After submitting to correct some of your very confused notations especially your incorrect concept of independence of probabilities about observed different data samples instead of the correct concept of independence of different random vectors (also see @whuber's question commented under your own latest confused answer), the linked post in the comment hasn't completely clarified this question for you.
Please bear in mind that here $(X_i,Y_i)$ is a single (atomic) random vector while your concerned question is not about the usual conditional independence of random vectors which should be expressed as $(X_i,Y_i) \mathrel{\unicode{x2AEB}} (X_j,Y_j) | Z, \forall i \neq j$ following your notation. Yet your real question is about independence of the split conditional random variables $Y_i|X_i \mathrel{\unicode{x2AEB}} Y_j|X_j, \forall i \neq j$ which is not directly provable by plugging to any of the referenced theorem which basically says if $X \mathrel{\unicode{x2AEB}} Y$ then $g(X) \mathrel{\unicode{x2AEB}} h(Y), \forall g, h$. Before trying that out indirectly we can first use a simple example to feel this subtle kind of 'split-conditional' pairwise independence.
Suppose your DGP follows an additional simple deterministic rule $Y_i=X_i, \forall i$, while all the random vectors are still pairwise independent $(X_i,Y_i) \mathrel{\unicode{x2AEB}} (X_j,Y_j), \forall i \neq j$. In this case apparently the conditional random variable $Y_i|X_i=X_i$ trivially, and note the $X$-component projection of each vector $Z_i=(X_i,Y_i)$ is a function of random vectors. Then we can apply above referenced theorem to rigorously prove $X_i \mathrel{\unicode{x2AEB}} |X_j, \forall i \neq j$, so we have $Y_i|X_i \mathrel{\unicode{x2AEB}} Y_j|X_j, \forall i \neq j$.
Now to be able to rigorously prove the general case, let $l_i$ be above projection function onto the $X$ component of each random vector $Z_i=(X_i,Y_i)$. Then a generic conditional random variable $Y_i|X_i \sim p_i(X_i)=p_i(l_i(Z_i))$ which is still a (composite) function of the random vector $Z_i$ (here $p_i$ is a general distribution function assuming each conditional random variable $Y_i|X_i$ is well-defined), therefore we now can prove the same independence conclusion in the most general case only assuming independence of the sequence of random vectors.

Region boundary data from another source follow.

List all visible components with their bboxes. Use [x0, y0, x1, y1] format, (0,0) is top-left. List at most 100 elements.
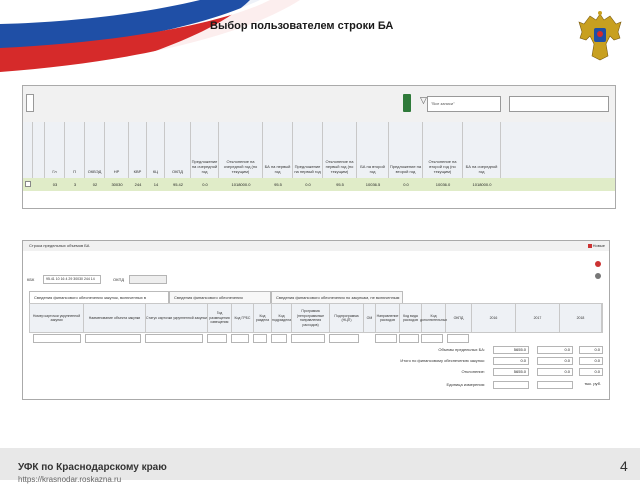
summary-value: 0.0 — [493, 357, 529, 365]
okpd-input[interactable] — [447, 334, 469, 343]
col-header[interactable]: Номер карточки укрупненной закупки — [30, 304, 84, 332]
close-label: Новые — [592, 243, 605, 248]
summary-label: Объемы предельных БА: — [438, 347, 485, 352]
col-header[interactable]: ОКВЭД — [85, 122, 105, 178]
footer-org: УФК по Краснодарскому краю — [18, 462, 167, 473]
ba-grid-panel: ▽ "Все записи" Гл П ОКВЭД НР КВР КЦ ОКПД… — [22, 85, 616, 209]
table-cell: 02 — [92, 182, 98, 187]
table-cell: 95.42 — [172, 182, 183, 187]
col-header[interactable]: Статус карточки укрупненной закупки — [146, 304, 208, 332]
col-header[interactable]: 2016 — [472, 304, 516, 332]
table-cell: 30030 — [111, 182, 123, 187]
table-cell: 14 — [153, 182, 159, 187]
col-header[interactable]: БА на второй год — [357, 122, 389, 178]
purchase-object-name-input[interactable] — [85, 334, 141, 343]
summary-value — [537, 381, 573, 389]
table-cell: 0.0 — [202, 182, 208, 187]
excel-export-icon[interactable] — [403, 94, 411, 112]
grid-header-row: Гл П ОКВЭД НР КВР КЦ ОКПД Предложение на… — [23, 122, 615, 179]
table-cell: 1018000.0 — [472, 182, 492, 187]
program-input[interactable] — [291, 334, 325, 343]
col-header[interactable]: Код раздела — [254, 304, 272, 332]
purchase-card-status-input[interactable] — [145, 334, 203, 343]
double-headed-eagle-emblem-icon — [578, 11, 622, 61]
col-header[interactable]: Предложение на второй год — [389, 122, 423, 178]
notice-year-input[interactable] — [207, 334, 227, 343]
select-col-header — [23, 122, 33, 178]
tab-included-purchases[interactable]: Сведения финансового обеспечения закупок… — [29, 291, 169, 312]
window-title: Строка предельных объемов БА — [23, 241, 609, 251]
expense-direction-input[interactable] — [375, 334, 397, 343]
help-icon[interactable] — [595, 261, 601, 267]
col-header[interactable]: Год размещения извещения — [208, 304, 232, 332]
col-header[interactable]: Гл — [45, 122, 65, 178]
col-header[interactable]: ОКПД — [446, 304, 472, 332]
additional-code-input[interactable] — [421, 334, 443, 343]
tab-excluded-purchases[interactable]: Сведения финансового обеспечения по заку… — [271, 291, 403, 312]
table-row[interactable]: 03 3 02 30030 244 14 95.42 0.0 1018000.0… — [23, 178, 615, 191]
summary-label: Единица измерения: — [446, 382, 485, 387]
col-header[interactable]: Отклонение на очередной год (по текущим) — [219, 122, 263, 178]
expense-type-input[interactable] — [399, 334, 419, 343]
table-cell: 1018000.0 — [231, 182, 251, 187]
slide-title: Выбор пользователем строки БА — [210, 20, 394, 32]
col-header[interactable]: П — [65, 122, 85, 178]
tab-approved-purchases[interactable]: Сведения финансового обеспечения утвержд… — [169, 291, 271, 312]
col-header[interactable]: Предложение на первый год — [293, 122, 323, 178]
col-header[interactable]: Направление расходов — [376, 304, 400, 332]
col-header[interactable]: 2018 — [560, 304, 602, 332]
kbk-label: КБК — [27, 277, 35, 282]
col-header[interactable]: КЦ — [147, 122, 165, 178]
kbk-field: 95.41 10 16 4 29 30030 244 14 — [43, 275, 101, 284]
refresh-icon[interactable] — [26, 94, 34, 112]
summary-value: 0.0 — [579, 357, 603, 365]
subsection-code-input[interactable] — [271, 334, 287, 343]
summary-value: 0.0 — [579, 368, 603, 376]
summary-value: 0.0 — [537, 357, 573, 365]
col-header[interactable]: Код подраздела — [272, 304, 292, 332]
col-header[interactable]: НР — [105, 122, 129, 178]
table-cell: 10036.0 — [435, 182, 451, 187]
close-button[interactable]: Новые — [587, 243, 605, 248]
row-checkbox[interactable] — [25, 181, 31, 187]
grbs-code-input[interactable] — [231, 334, 249, 343]
col-header[interactable]: ОКПД — [165, 122, 191, 178]
settings-icon[interactable] — [595, 273, 601, 279]
table-cell: 244 — [134, 182, 142, 187]
slide-header: Выбор пользователем строки БА — [0, 0, 640, 72]
filter-icon[interactable]: ▽ — [420, 96, 427, 105]
secondary-dropdown[interactable] — [509, 96, 609, 112]
col-header[interactable]: Программа (непрограммные направления рас… — [292, 304, 330, 332]
col-header[interactable]: Подпрограмма (НЦП) — [330, 304, 364, 332]
summary-value: 0.0 — [537, 368, 573, 376]
col-header[interactable]: БА на первый год — [263, 122, 293, 178]
purchase-card-number-input[interactable] — [33, 334, 81, 343]
col-header[interactable]: Предложение на очередной год — [191, 122, 219, 178]
table-cell: 3 — [73, 182, 77, 187]
subprogram-input[interactable] — [329, 334, 359, 343]
summary-label: Отклонение: — [461, 369, 485, 374]
col-header[interactable]: ОМ — [364, 304, 376, 332]
filter-dropdown[interactable]: "Все записи" — [427, 96, 501, 112]
unit-value: тыс. руб. — [584, 381, 601, 386]
flag-background — [0, 0, 640, 72]
col-header[interactable]: Отклонение на первый год (по текущим) — [323, 122, 357, 178]
col-header[interactable]: 2017 — [516, 304, 560, 332]
summary-value — [493, 381, 529, 389]
summary-value: 5655.0 — [493, 346, 529, 354]
col-header[interactable]: КВР — [129, 122, 147, 178]
table-cell: 95.5 — [274, 182, 282, 187]
table-cell: 03 — [52, 182, 58, 187]
col-header[interactable]: Наименование объекта закупки — [84, 304, 146, 332]
summary-value: 0.0 — [537, 346, 573, 354]
col-header[interactable]: БА на очередной год — [463, 122, 501, 178]
okpd-label: ОКПД — [113, 277, 125, 282]
summary-value: 0.0 — [579, 346, 603, 354]
col-header[interactable]: Код дополнительных — [420, 304, 447, 332]
col-header[interactable]: Код вида расходов — [400, 304, 422, 332]
table-cell: 0.0 — [403, 182, 409, 187]
table-cell: 10036.5 — [365, 182, 381, 187]
section-code-input[interactable] — [253, 334, 267, 343]
col-header[interactable]: Отклонение на второй год (по текущим) — [423, 122, 463, 178]
col-header[interactable]: Код ГРБС — [232, 304, 254, 332]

Finally back to the common regression cases as you've already understood a fixed identical conditional distribution $p_{Y|X}$ is assumed implicitly for each conditional rv $Y_i|X_i$, we can still assert they're independent even if their conditional distribution functions are the same as an extreme edge case because any value $y_i$ of a conditional rv cannot give any clue about another conditional rv's value $y_j$ assuming IID data for regression.